Frequently Asked Questions

What is technical due diligence for driver software?
Technical due diligence for driver software is an independent assessment of a kernel-mode codebase conducted in the context of a merger, acquisition, or investment decision. The goal is to give the acquiring party an accurate picture of the code quality, security posture, maintainability, and technical risk before the deal closes. For kernel-mode software in particular, hidden defects — race conditions, memory corruption, incompatibility with newer Windows versions — can be far more expensive to remediate post-acquisition than they appear from the outside.
What does a kernel software acquisition assessment include?
A thorough assessment covers code quality and architecture review, identification of known vulnerability patterns specific to kernel-mode development, compatibility with current and upcoming Windows versions, the state of driver signing and Windows Hardware Lab Kit (HLK) certification, an evaluation of test coverage and build practices, and an assessment of dependence on undocumented or deprecated kernel interfaces. The output is a written report with findings categorized by severity and a prioritized remediation plan.
How do you evaluate the quality of a Windows driver codebase?
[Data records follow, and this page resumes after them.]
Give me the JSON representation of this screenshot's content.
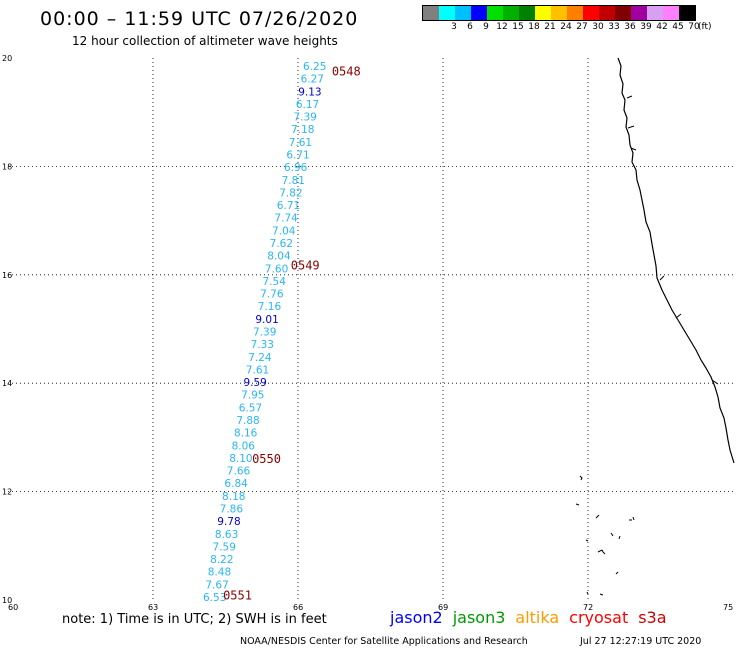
{
  "header": {
    "title": "00:00 – 11:59 UTC 07/26/2020",
    "subtitle": "12 hour collection of altimeter wave heights"
  },
  "legend": {
    "unit": "(ft)",
    "swatches": [
      {
        "color": "#808080",
        "label": ""
      },
      {
        "color": "#00ffff",
        "label": "3"
      },
      {
        "color": "#00bfff",
        "label": "6"
      },
      {
        "color": "#0000ff",
        "label": "9"
      },
      {
        "color": "#00e000",
        "label": "12"
      },
      {
        "color": "#00b000",
        "label": "15"
      },
      {
        "color": "#008000",
        "label": "18"
      },
      {
        "color": "#ffff00",
        "label": "21"
      },
      {
        "color": "#ffc000",
        "label": "24"
      },
      {
        "color": "#ff8000",
        "label": "27"
      },
      {
        "color": "#ff0000",
        "label": "30"
      },
      {
        "color": "#c00000",
        "label": "33"
      },
      {
        "color": "#800000",
        "label": "36"
      },
      {
        "color": "#a000a0",
        "label": "39"
      },
      {
        "color": "#d8a0f0",
        "label": "42"
      },
      {
        "color": "#ff80ff",
        "label": "45"
      },
      {
        "color": "#000000",
        "label": "70"
      }
    ]
  },
  "map": {
    "lon_range": [
      60,
      75
    ],
    "lat_range": [
      10,
      20
    ],
    "lon_ticks": [
      "60",
      "63",
      "66",
      "69",
      "72",
      "75"
    ],
    "lat_ticks": [
      "10",
      "12",
      "14",
      "16",
      "18",
      "20"
    ],
    "grid": "dotted",
    "track": {
      "satellite": "jason3",
      "observations": [
        {
          "value": "6.25",
          "color": "#29b6f6"
        },
        {
          "value": "6.27",
          "color": "#29b6f6"
        },
        {
          "value": "9.13",
          "color": "#0000cd"
        },
        {
          "value": "6.17",
          "color": "#29b6f6"
        },
        {
          "value": "7.39",
          "color": "#29b6f6"
        },
        {
          "value": "7.18",
          "color": "#29b6f6"
        },
        {
          "value": "7.61",
          "color": "#29b6f6"
        },
        {
          "value": "6.71",
          "color": "#29b6f6"
        },
        {
          "value": "6.96",
          "color": "#29b6f6"
        },
        {
          "value": "7.81",
          "color": "#29b6f6"
        },
        {
          "value": "7.82",
          "color": "#29b6f6"
        },
        {
          "value": "6.71",
          "color": "#29b6f6"
        },
        {
          "value": "7.74",
          "color": "#29b6f6"
        },
        {
          "value": "7.04",
          "color": "#29b6f6"
        },
        {
          "value": "7.62",
          "color": "#29b6f6"
        },
        {
          "value": "8.04",
          "color": "#29b6f6"
        },
        {
          "value": "7.60",
          "color": "#29b6f6"
        },
        {
          "value": "7.54",
          "color": "#29b6f6"
        },
        {
          "value": "7.76",
          "color": "#29b6f6"
        },
        {
          "value": "7.16",
          "color": "#29b6f6"
        },
        {
          "value": "9.01",
          "color": "#0000cd"
        },
        {
          "value": "7.39",
          "color": "#29b6f6"
        },
        {
          "value": "7.33",
          "color": "#29b6f6"
        },
        {
          "value": "7.24",
          "color": "#29b6f6"
        },
        {
          "value": "7.61",
          "color": "#29b6f6"
        },
        {
          "value": "9.59",
          "color": "#0000cd"
        },
        {
          "value": "7.95",
          "color": "#29b6f6"
        },
        {
          "value": "6.57",
          "color": "#29b6f6"
        },
        {
          "value": "7.88",
          "color": "#29b6f6"
        },
        {
          "value": "8.16",
          "color": "#29b6f6"
        },
        {
          "value": "8.06",
          "color": "#29b6f6"
        },
        {
          "value": "8.10",
          "color": "#29b6f6"
        },
        {
          "value": "7.66",
          "color": "#29b6f6"
        },
        {
          "value": "6.84",
          "color": "#29b6f6"
        },
        {
          "value": "8.18",
          "color": "#29b6f6"
        },
        {
          "value": "7.86",
          "color": "#29b6f6"
        },
        {
          "value": "9.78",
          "color": "#0000cd"
        },
        {
          "value": "8.63",
          "color": "#29b6f6"
        },
        {
          "value": "7.59",
          "color": "#29b6f6"
        },
        {
          "value": "8.22",
          "color": "#29b6f6"
        },
        {
          "value": "8.48",
          "color": "#29b6f6"
        },
        {
          "value": "7.67",
          "color": "#29b6f6"
        },
        {
          "value": "6.53",
          "color": "#29b6f6"
        }
      ],
      "time_labels": [
        {
          "text": "0548",
          "lat": 19.75,
          "lon": 66.7
        },
        {
          "text": "0549",
          "lat": 16.17,
          "lon": 65.85
        },
        {
          "text": "0550",
          "lat": 12.6,
          "lon": 65.05
        },
        {
          "text": "0551",
          "lat": 10.08,
          "lon": 64.45
        }
      ]
    }
  },
  "footer": {
    "note": "note: 1) Time is in UTC; 2) SWH is in feet",
    "satellites": [
      {
        "name": "jason2",
        "color": "#0000ff"
      },
      {
        "name": "jason3",
        "color": "#009900"
      },
      {
        "name": "altika",
        "color": "#ff9900"
      },
      {
        "name": "cryosat",
        "color": "#ff0000"
      },
      {
        "name": "s3a",
        "color": "#cc0000"
      }
    ],
    "credit": "NOAA/NESDIS Center for Satellite Applications and Research",
    "timestamp": "Jul 27 12:27:19 UTC 2020"
  }
}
We evaluate driver codebases by reading the source directly and applying the same criteria used in our code review service: IRQL discipline, correct IRP completion paths, memory management, locking correctness, and handling of edge cases such as driver unload and surprise removal. We also examine historical crash data if available, Driver Verifier test results, and how the code is structured for ongoing maintenance. Code that compiles cleanly but fails basic Driver Verifier tests or crashes on a current Windows version represents a material risk regardless of how the product performs in demonstrations.